Growing Blue Website Offers Various Interactive Educational Online Tools

August 30, 2012


Photo courtesy of Growing Blue.

Photo courtesy of Growing Blue. Click to see

The website, Growing Blue, offers water-focused data through various online interactive tools. It was created to show how water is essential to economic and social growth and to healthy ecosystems.

One resource on the website is the Growing Blue™ Tool, which presents information on water availability and use around the world in an interactive map. The website also offers various fact sheets, case studies, news items, reports, graphic illustrations, and summaries on how different population growth scenarios affect water availability and the resulting effects on the economy, environment, and society.

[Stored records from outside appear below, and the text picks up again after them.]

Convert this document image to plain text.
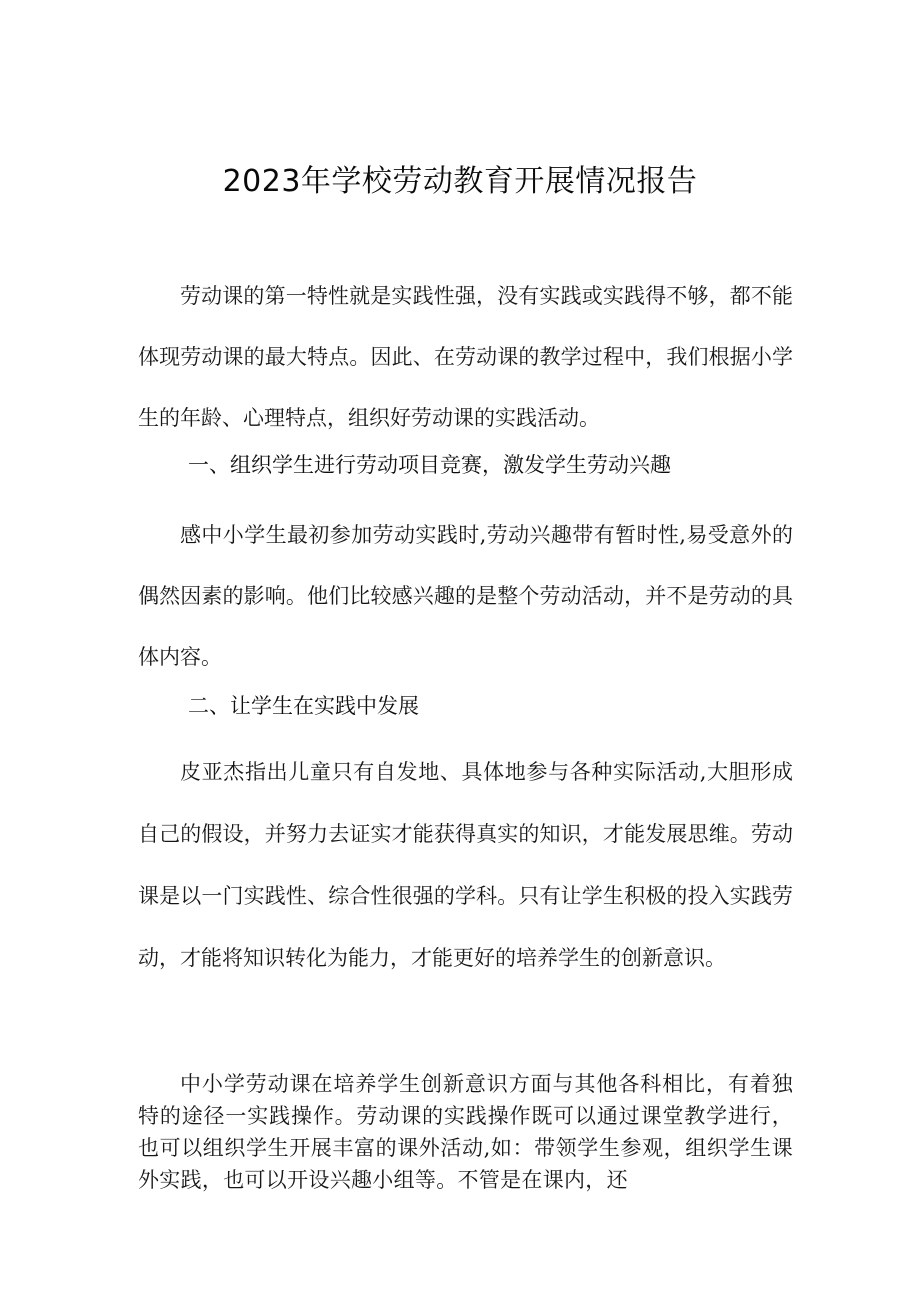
2023年学校劳动教育开展情况报告

劳动课的第一特性就是实践性强，没有实践或实践得不够，都不能体现劳动课的最大特点。因此、在劳动课的教学过程中，我们根据小学生的年龄、心理特点，组织好劳动课的实践活动。

一、组织学生进行劳动项目竞赛，激发学生劳动兴趣

感中小学生最初参加劳动实践时,劳动兴趣带有暂时性,易受意外的偶然因素的影响。他们比较感兴趣的是整个劳动活动，并不是劳动的具体内容。

二、让学生在实践中发展

皮亚杰指出儿童只有自发地、具体地参与各种实际活动,大胆形成自己的假设，并努力去证实才能获得真实的知识，才能发展思维。劳动课是以一门实践性、综合性很强的学科。只有让学生积极的投入实践劳动，才能将知识转化为能力，才能更好的培养学生的创新意识。

中小学劳动课在培养学生创新意识方面与其他各科相比，有着独特的途径一实践操作。劳动课的实践操作既可以通过课堂教学进行，也可以组织学生开展丰富的课外活动,如：带领学生参观，组织学生课外实践，也可以开设兴趣小组等。不管是在课内，还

The Water Impact Index Calculator is the newest tool on the site. It expands on volume-based water calculators by also taking into account water resource stress factors and water quality, according to a Growing Blue news release.

Users can input facility and water resource data, such as water withdrawal, water released, chemicals used, waste produced, and energy consumed, to generate a report indicating where the most significant effects on water use occurs, the news release says. When used with a cost analysis, the results can help determine what changes and upgrades would save the most water, reduce costs, and provide the highest return on investment, the news release says.

Developed by Growing Blue founding partner Veolia Water (Paris), the free calculator is designed to be used by those with an operational understanding of water and wastewater systems, and a familiarity with water chemistry and the energy‒water nexus, the news release says. The calculator is provided in hopes of fostering collaboration and dialogue about water and carbon measurement and sustainability, the release says.

The website is managed by representatives from Veolia Water, The Nature Conservancy (Arlington, Va.), Clean Water America Alliance (Washington, D.C.), World Business Council for Sustainable Development (Geneva), the United Nations Global Compact CEO Water Mandate, The Earth Institute at Columbia University (New York), Global Water Intelligence (Oxford, England), and Cardno ENTRIX (Houston).